2型糖尿病ではまず毎食前の速効型ないし超速効型インスリン注射から開始すると良いとされています。開始時のインスリン用量は実測体重1kgあたり0.2~0.3単位(8~12単位)、所要量は0.4~0.5単位(20~30単位)まで増量することが多いです。
この患者さんの場合、実測体重64.1kg⇒64.1×0.2=12.82(単位)
超速効型インスリン(インスリンリスプロ)注射を、朝4/昼4/夕4単位 毎食直前より開始し、血糖値の推移をみながらインスリン量を徐々に増量、超速効型インスリン朝8/昼6/夕6単位にて良好なコントロールとなりました。
インスリン療法により血糖値が低下してくると、急速にインスリンの効果が増強され低血糖を起こすことがあるので注意を要します。

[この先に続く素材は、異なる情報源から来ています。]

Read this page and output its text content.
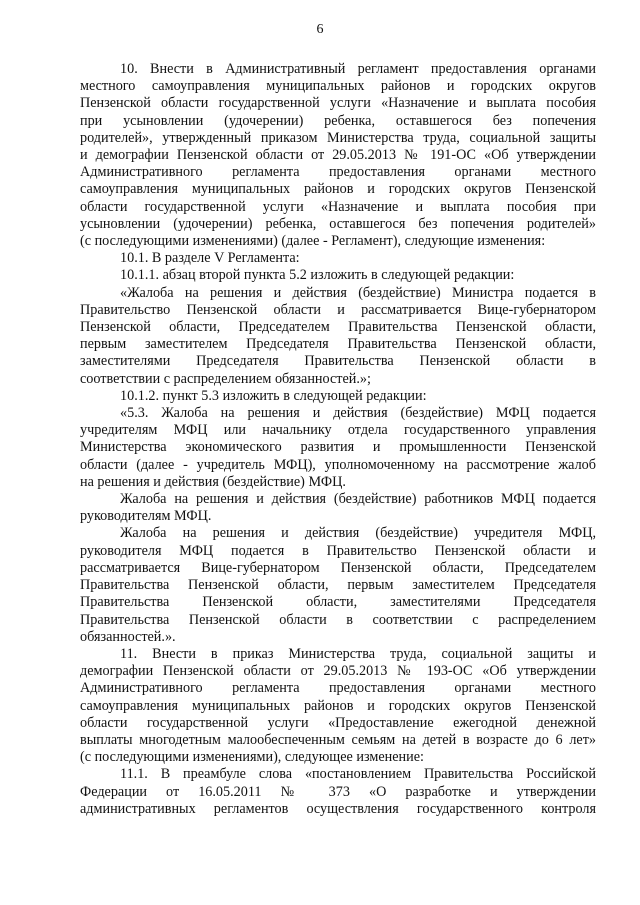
6
10. Внести в Административный регламент предоставления органами
местного самоуправления муниципальных районов и городских округов
Пензенской области государственной услуги «Назначение и выплата пособия
при усыновлении (удочерении) ребенка, оставшегося без попечения
родителей», утвержденный приказом Министерства труда, социальной защиты
и демографии Пензенской области от 29.05.2013 № 191-ОС «Об утверждении
Административного регламента предоставления органами местного
самоуправления муниципальных районов и городских округов Пензенской
области государственной услуги «Назначение и выплата пособия при
усыновлении (удочерении) ребенка, оставшегося без попечения родителей»
(с последующими изменениями) (далее - Регламент), следующие изменения:
10.1. В разделе V Регламента:
10.1.1. абзац второй пункта 5.2 изложить в следующей редакции:
«Жалоба на решения и действия (бездействие) Министра подается в
Правительство Пензенской области и рассматривается Вице-губернатором
Пензенской области, Председателем Правительства Пензенской области,
первым заместителем Председателя Правительства Пензенской области,
заместителями Председателя Правительства Пензенской области в
соответствии с распределением обязанностей.»;
10.1.2. пункт 5.3 изложить в следующей редакции:
«5.3. Жалоба на решения и действия (бездействие) МФЦ подается
учредителям МФЦ или начальнику отдела государственного управления
Министерства экономического развития и промышленности Пензенской
области (далее - учредитель МФЦ), уполномоченному на рассмотрение жалоб
на решения и действия (бездействие) МФЦ.
Жалоба на решения и действия (бездействие) работников МФЦ подается
руководителям МФЦ.
Жалоба на решения и действия (бездействие) учредителя МФЦ,
руководителя МФЦ подается в Правительство Пензенской области и
рассматривается Вице-губернатором Пензенской области, Председателем
Правительства Пензенской области, первым заместителем Председателя
Правительства Пензенской области, заместителями Председателя
Правительства Пензенской области в соответствии с распределением
обязанностей.».
11. Внести в приказ Министерства труда, социальной защиты и
демографии Пензенской области от 29.05.2013 № 193-ОС «Об утверждении
Административного регламента предоставления органами местного
самоуправления муниципальных районов и городских округов Пензенской
области государственной услуги «Предоставление ежегодной денежной
выплаты многодетным малообеспеченным семьям на детей в возрасте до 6 лет»
(с последующими изменениями), следующее изменение:
11.1. В преамбуле слова «постановлением Правительства Российской
Федерации от 16.05.2011 № 373 «О разработке и утверждении
административных регламентов осуществления государственного контроля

糖毒性が解除されると、経口薬療法に変更できることがあります。

2型糖尿病におけるインスリン療法

病態にあわせた径口血糖降下薬の選択

この患者さんの場合、内因性インスリン分泌は保たれており、肥満に伴うインスリン抵抗性が病態の主体と考えられましたので、インスリン抵抗性改善剤のビグアナイド薬を投与しました。
ビグアナイド薬は、単独使用では低血糖をきたす可能性は極めて低く、血糖コントロール改善に際して体重が増加しにくいので、肥満2型糖尿病例で第一選択となります。副作用として乳酸アシドーシスが挙げられていますが稀であり、適用を誤らない限り危険はほとんどないと言われています。
肝・腎・心・肺機能障害のある患者、大量飲酒者には使用しない、脱水の恐れがあるときには休薬するなどの注意が必要です。強い倦怠感、吐き気、下痢などの症状が起きたら主治医に知らせます。

病態にあわせた径口血糖降下薬の選択

糖尿病治療の目標

生活習慣病としての糖尿病は近年急速に増加しています。
2型糖尿病の治療においては、良好な血糖コントロール状態の維持し、血圧、体重、血清脂質のコントロールにより糖尿病性細小血管合併症(網膜症、腎症、神経障害)および動脈硬化性疾患(虚血性心疾患、脳血管障害、閉塞性動脈硬化症)の発症・進展を阻止し、健康な人と変わらない日常生活の質(QOL)の維持、健康な人と変わらない寿命の確保を目指すことです。
今後とも地域のかかりつけ医の先生方との適切な連携にて、糖尿病診療のレベルアップに努めてまいりたいと存じます。ご指導のほど何卒よろしくお願い申し上げます。